Lui 19 mesi, la sorella appena quattro. Sono le vittime di una tragedia difficile da decifrare che ha visto la loro madre ucciderli per le scale del carcere di Rebibbia, spiegando poi: “Adesso sono in Paradiso”. Per la donna, A. S., 33enne di origine tedesca, l'accusa è ora di duplice omicidio
Un dramma che riporta l’attenzione sulla difficile condizione dei bambini costretti a vivere tra le mura di un istituto di pena dove le madri scontano le loro condanne. E che porta il Garante Nazionale dei detenuti a parlare di “responsabilità collettive”.
Sessanta piccoli detenuti
Cinquantadue mamme detenute e sessantadue figli al seguito: al 31 agosto era questo il numero di donne, con relativa prole, presenti nei quindici istituti penitenziari italiani (Reggio Calabria, Bologna, Roma, Bollate, Brescia, Milano, Torino, Foggia, Lecce, Sassari, Messina, Firenze, Perugia, Venezia e Lauro). Stando al Dap, ventisette sono le detenute di nazionalità italiana (con 33 figli al seguito), e 25 quelle straniere (con 29 figli). Nella sezione femminile di Rebibbia alla fine di agosto erano rinchiuse 8 italiane (con 10 figli) e 5 straniere (con 6 bambini).
Nessuno è innocente
"La responsabilità è responsabilità collettiva: della carenza di strutture di casa famiglia protette, che esistono in numero limitatissimo e che dovrebbero costituire la soluzione prioritaria, delle comunità locali che spesso non gradiscono le presenze delle detenute madri nel loro territorio, della pretesa volontà di anteporre le necessarie esigenze di giustizia" alle "tutele" di donne detenute e dei loro figli, e "di un’opinione pubblica che volge il suo sguardo al carcere solo in occasione di tragedie e non anche ai molti aspetti di cura e tutela che vi si svolgono ogni giorno". Lo scrive in una nota il Garante nazionale dei detenuti a commento della vicenda.
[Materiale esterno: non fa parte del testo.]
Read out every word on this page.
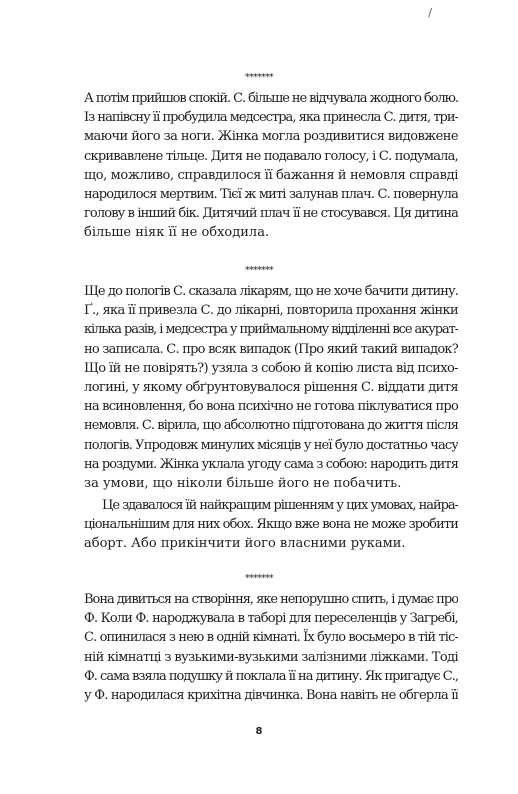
/
*******

А потім прийшов спокій. С. більше не відчувала жодного болю.
Із напівсну її пробудила медсестра, яка принесла С. дитя, три-
маючи його за ноги. Жінка могла роздивитися видовжене
скривавлене тільце. Дитя не подавало голосу, і С. подумала,
що, можливо, справдилося її бажання й немовля справді
народилося мертвим. Тієї ж миті залунав плач. С. повернула
голову в інший бік. Дитячий плач її не стосувався. Ця дитина
більше ніяк її не обходила.

*******

Ще до пологів С. сказала лікарям, що не хоче бачити дитину.
Ґ., яка її привезла С. до лікарні, повторила прохання жінки
кілька разів, і медсестра у приймальному відділенні все акурат-
но записала. С. про всяк випадок (Про який такий випадок?
Що їй не повірять?) узяла з собою й копію листа від психо-
логині, у якому обґрунтовувалося рішення С. віддати дитя
на всиновлення, бо вона психічно не готова піклуватися про
немовля. С. вірила, що абсолютно підготована до життя після
пологів. Упродовж минулих місяців у неї було достатньо часу
на роздуми. Жінка уклала угоду сама з собою: народить дитя
за умови, що ніколи більше його не побачить.

Це здавалося їй найкращим рішенням у цих умовах, найра-
ціональнішим для них обох. Якщо вже вона не може зробити
аборт. Або прикінчити його власними руками.

*******

Вона дивиться на створіння, яке непорушно спить, і думає про
Ф. Коли Ф. народжувала в таборі для переселенців у Загребі,
С. опинилася з нею в одній кімнаті. Їх було восьмеро в тій тіс-
ній кімнатці з вузькими-вузькими залізними ліжками. Тоді
Ф. сама взяла подушку й поклала її на дитину. Як пригадує С.,
у Ф. народилася крихітна дівчинка. Вона навіть не обгерла її

8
Una legge che deve ancora essere applicata
Il contesto in cui va collocato l'episodio, rileva il Garante, "è quello della difficoltà applicativa di una legge che ha ormai sette anni e che stenta a essere applicata nei suoi aspetti più significativi, rischiando di fare retrocedere il suo significato al mero miglioramento di ciò che già avveniva prima della sua adozione", ma anche quello "dell’incapacità a trovare il punto di equilibrio tra la difesa del diritto alla relazione materna, che porta il nostro ordinamento alla tutela almeno nei primi tre anni di vita, e l’assoluta priorità dell’esigenza di positive capacità evolutive e cognitive di un bambino nei suoi primi anni di vita".
"Difficile trovare l’equilibrio - afferma - troppo semplici le soluzioni adottate, che in molti casi, proprio ad eccezione di quello in cui si è sviluppata la tragedia, determinano situazioni di intollerabilità che non tutelano né l’una né l’altra esigenza".